The limitations of inpect and adapt
Inspect and adapt is a beautifully simple concept. Start with a process and introspect to find areas where things are not optimal. Test remedies for the problems you uncover to see if they improve things. Repeat. In theory you can arrive at an ideal development process within your context with the aid of inspect and adapt. All agile processes that I know of include a variant of this approach. Some gurus even suggest that inspect and adapt is almost the only essential part of an agile process.
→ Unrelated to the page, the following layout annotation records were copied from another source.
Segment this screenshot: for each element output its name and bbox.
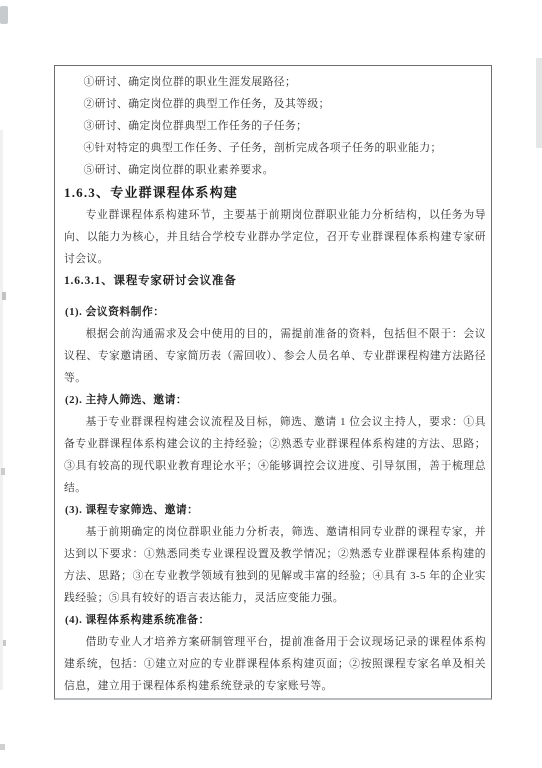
block-body-meeting-materials: 根据会前沟通需求及会中使用的目的，需提前准备的资料，包括但不限于：会议议程、专家… [64,323,486,389]
block-body-system-preparation: 借助专业人才培养方案研制管理平台，提前准备用于会议现场记录的课程体系构建系统，包… [64,631,486,697]
heading-1-6-3-1: 1.6.3.1、课程专家研讨会议准备 [64,270,486,292]
document-content-cell: ①研讨、确定岗位群的职业生涯发展路径； ②研讨、确定岗位群的典型工作任务，及其等… [54,65,492,700]
scan-speck [1,468,5,475]
heading-1-6-3: 1.6.3、专业群课程体系构建 [64,181,486,204]
preamble-item-4: ④针对特定的典型工作任务、子任务，剖析完成各项子任务的职业能力； [64,137,486,159]
preamble-item-2: ②研讨、确定岗位群的典型工作任务，及其等级； [64,93,486,115]
scan-speck [0,744,5,750]
preamble-item-3: ③研讨、确定岗位群典型工作任务的子任务； [64,115,486,137]
scan-edge-strip-left [0,130,3,690]
block-label-expert-selection: (3). 课程专家筛选、邀请： [64,499,486,521]
scan-speck [2,292,6,300]
heading-1-6-3-2: 1.6.3.2、课程专家研讨会议召开 [64,697,486,700]
scan-smudge-right-edge [536,58,542,148]
block-body-host-selection: 基于专业群课程构建会议流程及目标，筛选、邀请 1 位会议主持人，要求：①具备专业… [64,411,486,499]
scan-smudge-top-left [0,6,8,24]
preamble-item-1: ①研讨、确定岗位群的职业生涯发展路径； [64,71,486,93]
block-label-meeting-materials: (1). 会议资料制作： [64,301,486,323]
scanned-document-page: { "colors": { "page_background": "#fffff… [0,0,542,768]
block-label-host-selection: (2). 主持人筛选、邀请： [64,389,486,411]
block-body-expert-selection: 基于前期确定的岗位群职业能力分析表，筛选、邀请相同专业群的课程专家，并达到以下要… [64,521,486,609]
scan-speck [3,640,6,646]
block-label-system-preparation: (4). 课程体系构建系统准备： [64,609,486,631]
preamble-item-5: ⑤研讨、确定岗位群的职业素养要求。 [64,159,486,181]
section-1-6-3-intro: 专业群课程体系构建环节，主要基于前期岗位群职业能力分析结构，以任务为导向、以能力… [64,204,486,270]
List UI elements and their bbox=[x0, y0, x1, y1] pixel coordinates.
I have made it a habit to be skeptical of ideas that seem to be too good to be true. Things that seem self-evident often turn out to be gross oversimplifications. The more you look the more loose ends you find. And yes, the promise of inspect and adapt is one of those ideas that tends to be oversold. That does not mean it is a bad idea! You should definitely be doing it in your team. Just do not expect miracles.
What’s the problem?
Imagine asking a typical manager in a software development house about how they decide on changes in the way things are done. Do you really think the answer would be: “We just guess and never check the result”… Managers I have worked with invariably describe a decision making process that uses some form of inspect and adapt. So, by logical inference most every company should already have an optimized development process that everyone is happy with. And yet they don’t.
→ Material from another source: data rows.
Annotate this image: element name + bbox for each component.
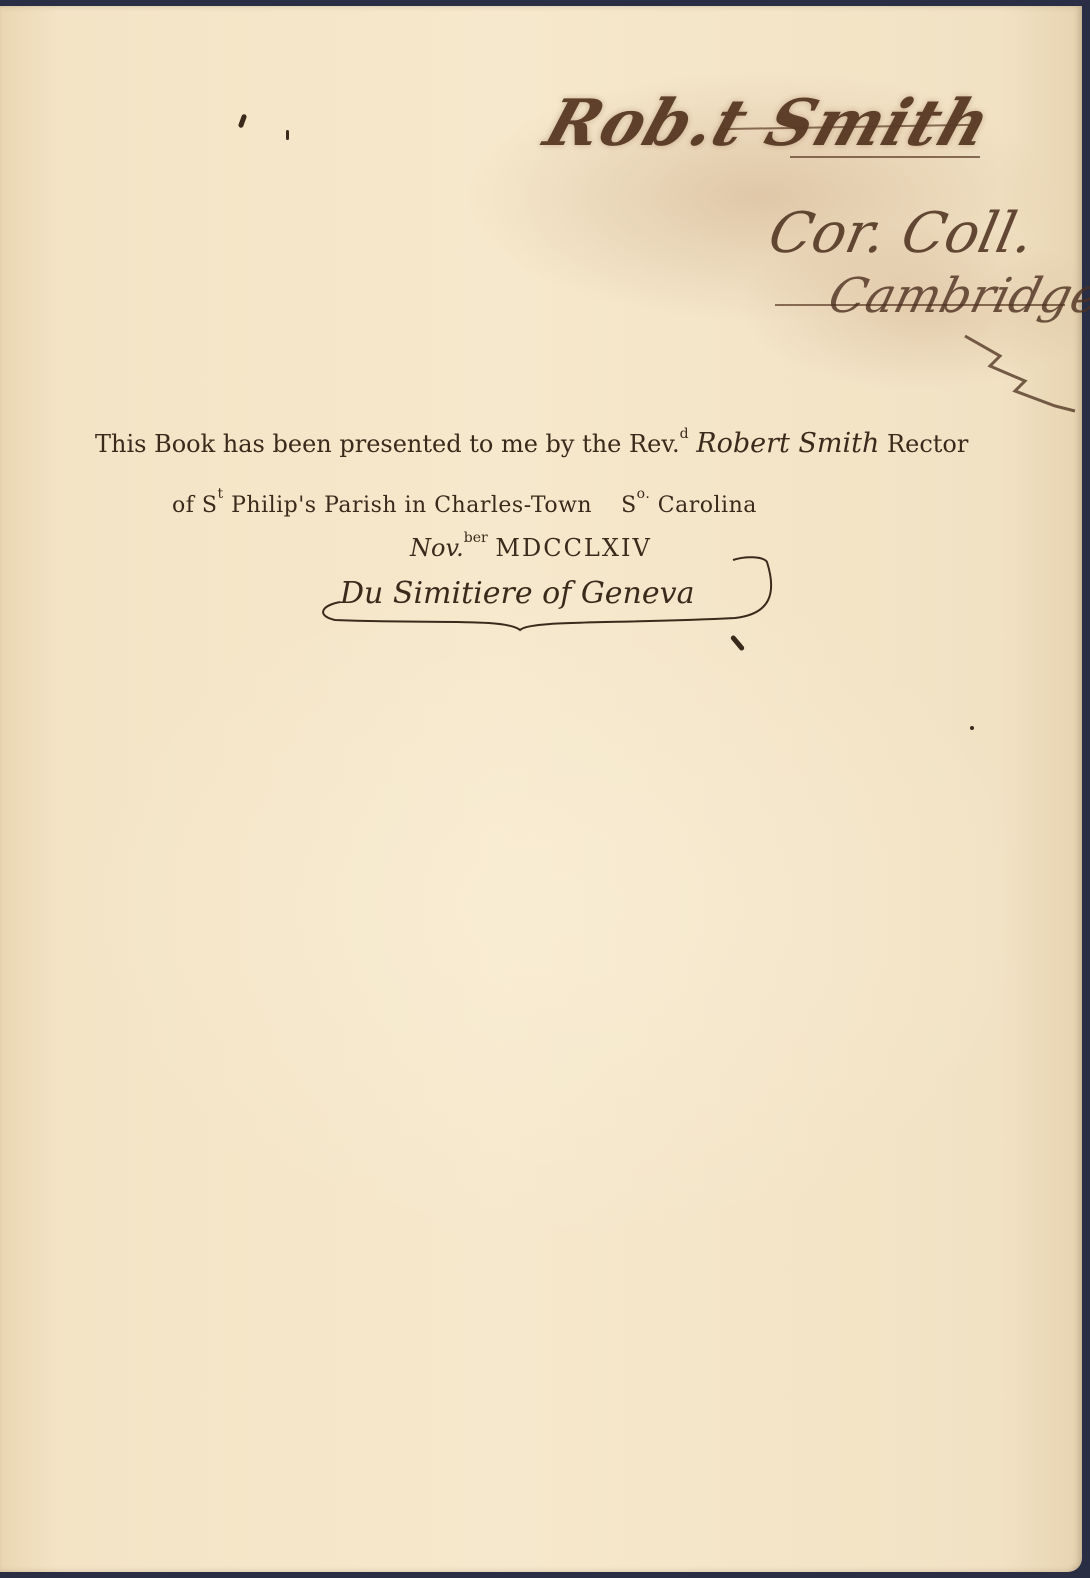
parish-text: Philip's Parish in Charles-Town [231,493,592,518]
ink-mark [970,726,974,730]
ink-mark [238,114,247,129]
zigzag-flourish-icon [960,326,1080,416]
inscription-text: This Book has been presented to me by th… [95,430,680,458]
signature-college: Cor. Coll. [763,201,1040,266]
signature-underline-2 [790,156,980,158]
inscription-text: of S [172,493,217,518]
carolina-text: Carolina [658,493,757,518]
name-robert-smith: Robert Smith [696,428,879,459]
title-rector: Rector [887,430,968,458]
signature-cambridge: Cambridge [823,268,1090,324]
superscript: o. [637,486,651,502]
superscript: ber [464,530,488,546]
superscript: d [680,426,689,442]
inscription-line-2: of St Philip's Parish in Charles-Town So… [172,486,757,518]
south-abbrev: S [621,493,637,518]
book-page: Rob.t Smith Cor. Coll. Cambridge This Bo… [0,6,1082,1572]
inscription-line-1: This Book has been presented to me by th… [95,426,968,459]
superscript: t [217,486,223,502]
bracket-flourish-icon [315,554,785,644]
ink-mark [286,130,289,140]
I need to sidetrack a bit. I am generally skeptical of quotes as they tend to lose their meaning when taken out of context. The following Deming quote is a case in point:
“Experience by itself teaches nothing… Without theory, experience has no meaning. Without theory, one has no questions to ask. Hence, without theory, there is no learning.” W. Edwards Deming
Taken at a very literal level this quote is absurd. All theory is a result of an iterative process where experience feeds theory and theory supplies ideas for what should be experienced. Another thing that I find strange with this quote is the idea that people operate without a theory. People do not always make their theories explicit but that does not mean that they have no theory. This second quote comes to mind:
“Practical men, who believe themselves to be quite exempt from any intellectual influences, are usually slaves of some defunct economist.” John Maynard Keynes
So what am I trying to say? Simply this: the problem with inspect and adapt is that if you start with a misguided theory, experience in itself is no guarantee that you will be able to improve. Sometimes you need input from the outside in order to see why things are not working.